Safe Haskell | None |
---|---|
Language | Haskell2010 |
Trimming of reads as found in BAM files. Implements trimming low quality sequence from the 3' end.
- trim_3 :: Int -> BamRec -> BamRec
- trim_3' :: ([Nucleotides] -> [Qual] -> Bool) -> BamRec -> BamRec
- trim_low_quality :: Qual -> a -> [Qual] -> Bool
- default_fwd_adapters :: [Vector Nucleotides]

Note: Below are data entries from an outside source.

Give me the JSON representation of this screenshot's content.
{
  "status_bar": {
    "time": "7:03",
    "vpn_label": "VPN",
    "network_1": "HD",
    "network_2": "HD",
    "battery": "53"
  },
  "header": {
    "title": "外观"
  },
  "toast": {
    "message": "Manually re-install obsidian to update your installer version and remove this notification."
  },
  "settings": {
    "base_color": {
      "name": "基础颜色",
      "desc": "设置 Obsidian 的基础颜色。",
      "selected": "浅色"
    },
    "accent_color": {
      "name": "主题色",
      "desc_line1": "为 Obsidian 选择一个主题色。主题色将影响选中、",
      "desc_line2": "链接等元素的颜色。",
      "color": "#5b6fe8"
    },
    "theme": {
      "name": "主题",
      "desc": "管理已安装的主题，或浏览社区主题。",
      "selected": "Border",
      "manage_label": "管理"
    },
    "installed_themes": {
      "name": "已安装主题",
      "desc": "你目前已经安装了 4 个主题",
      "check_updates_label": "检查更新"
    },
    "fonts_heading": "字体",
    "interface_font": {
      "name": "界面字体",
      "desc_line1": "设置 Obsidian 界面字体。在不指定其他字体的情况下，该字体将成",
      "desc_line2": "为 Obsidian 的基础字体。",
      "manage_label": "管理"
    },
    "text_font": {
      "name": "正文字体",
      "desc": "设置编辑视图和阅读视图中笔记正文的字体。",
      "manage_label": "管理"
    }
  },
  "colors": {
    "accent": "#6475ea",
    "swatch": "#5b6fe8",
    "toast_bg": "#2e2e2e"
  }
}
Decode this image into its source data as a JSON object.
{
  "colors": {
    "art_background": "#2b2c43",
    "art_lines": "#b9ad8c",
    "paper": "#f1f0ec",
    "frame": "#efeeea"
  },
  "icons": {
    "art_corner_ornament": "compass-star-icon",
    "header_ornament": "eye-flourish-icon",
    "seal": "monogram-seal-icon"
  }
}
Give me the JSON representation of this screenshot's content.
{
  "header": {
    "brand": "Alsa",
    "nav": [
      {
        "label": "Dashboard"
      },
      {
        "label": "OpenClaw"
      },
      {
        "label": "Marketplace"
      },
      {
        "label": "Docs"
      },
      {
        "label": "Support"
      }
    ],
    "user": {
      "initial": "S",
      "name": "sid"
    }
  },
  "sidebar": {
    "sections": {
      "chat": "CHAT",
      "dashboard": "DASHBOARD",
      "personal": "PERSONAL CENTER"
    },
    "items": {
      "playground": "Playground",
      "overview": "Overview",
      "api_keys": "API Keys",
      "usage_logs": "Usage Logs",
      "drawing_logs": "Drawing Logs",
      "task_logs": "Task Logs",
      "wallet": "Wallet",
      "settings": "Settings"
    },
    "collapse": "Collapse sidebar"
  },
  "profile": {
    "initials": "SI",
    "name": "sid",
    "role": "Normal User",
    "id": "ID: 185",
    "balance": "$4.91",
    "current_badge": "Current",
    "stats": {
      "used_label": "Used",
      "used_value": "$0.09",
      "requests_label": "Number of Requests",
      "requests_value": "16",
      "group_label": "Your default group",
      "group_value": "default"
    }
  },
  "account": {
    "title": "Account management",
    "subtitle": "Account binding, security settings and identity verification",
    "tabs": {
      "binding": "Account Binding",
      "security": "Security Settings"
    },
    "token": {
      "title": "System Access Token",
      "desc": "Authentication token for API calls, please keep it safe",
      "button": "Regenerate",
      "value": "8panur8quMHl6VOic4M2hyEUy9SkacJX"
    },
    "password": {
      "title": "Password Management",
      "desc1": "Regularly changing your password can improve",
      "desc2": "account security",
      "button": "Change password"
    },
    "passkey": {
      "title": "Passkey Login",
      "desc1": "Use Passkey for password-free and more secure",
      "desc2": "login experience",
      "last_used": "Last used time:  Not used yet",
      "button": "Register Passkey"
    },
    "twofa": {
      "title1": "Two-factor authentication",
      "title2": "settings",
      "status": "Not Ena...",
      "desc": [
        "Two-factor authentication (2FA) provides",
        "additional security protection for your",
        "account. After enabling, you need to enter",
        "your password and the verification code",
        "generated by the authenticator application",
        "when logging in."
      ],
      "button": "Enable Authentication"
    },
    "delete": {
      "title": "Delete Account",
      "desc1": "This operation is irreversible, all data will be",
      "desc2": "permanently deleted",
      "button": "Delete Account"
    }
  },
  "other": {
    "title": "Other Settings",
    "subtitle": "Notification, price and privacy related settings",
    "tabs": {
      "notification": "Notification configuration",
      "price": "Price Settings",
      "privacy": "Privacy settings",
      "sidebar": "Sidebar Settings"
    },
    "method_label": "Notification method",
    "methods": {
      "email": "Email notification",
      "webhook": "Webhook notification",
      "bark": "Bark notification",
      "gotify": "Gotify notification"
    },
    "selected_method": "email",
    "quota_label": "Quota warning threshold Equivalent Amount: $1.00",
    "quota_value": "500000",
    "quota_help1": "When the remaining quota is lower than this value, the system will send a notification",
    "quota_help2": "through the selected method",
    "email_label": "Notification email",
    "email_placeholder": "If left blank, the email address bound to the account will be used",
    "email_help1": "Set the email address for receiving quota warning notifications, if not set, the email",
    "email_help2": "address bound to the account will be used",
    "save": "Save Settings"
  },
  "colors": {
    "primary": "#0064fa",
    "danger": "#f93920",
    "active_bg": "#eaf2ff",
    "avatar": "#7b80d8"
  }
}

- default_rev_adapters :: [Vector Nucleotides]
- find_merge :: [Vector Nucleotides] -> [Vector Nucleotides] -> Vector Nucleotides -> Vector Qual -> Vector Nucleotides -> Vector Qual -> (Int, Int, Int)
- mergeBam :: Int -> Int -> [Vector Nucleotides] -> [Vector Nucleotides] -> BamRec -> BamRec -> [BamRec]
- find_trim :: [Vector Nucleotides] -> Vector Nucleotides -> Vector Qual -> (Int, Int, Int)
- trimBam :: Int -> Int -> [Vector Nucleotides] -> BamRec -> [BamRec]
- mergeTrimBam :: Monad m => Int -> Int -> [Vector Nucleotides] -> [Vector Nucleotides] -> Enumeratee [BamRec] [BamRec] m a
- twoMins :: (Bounded a, Ord a) => a -> Int -> (Int -> a) -> (a, Int, a)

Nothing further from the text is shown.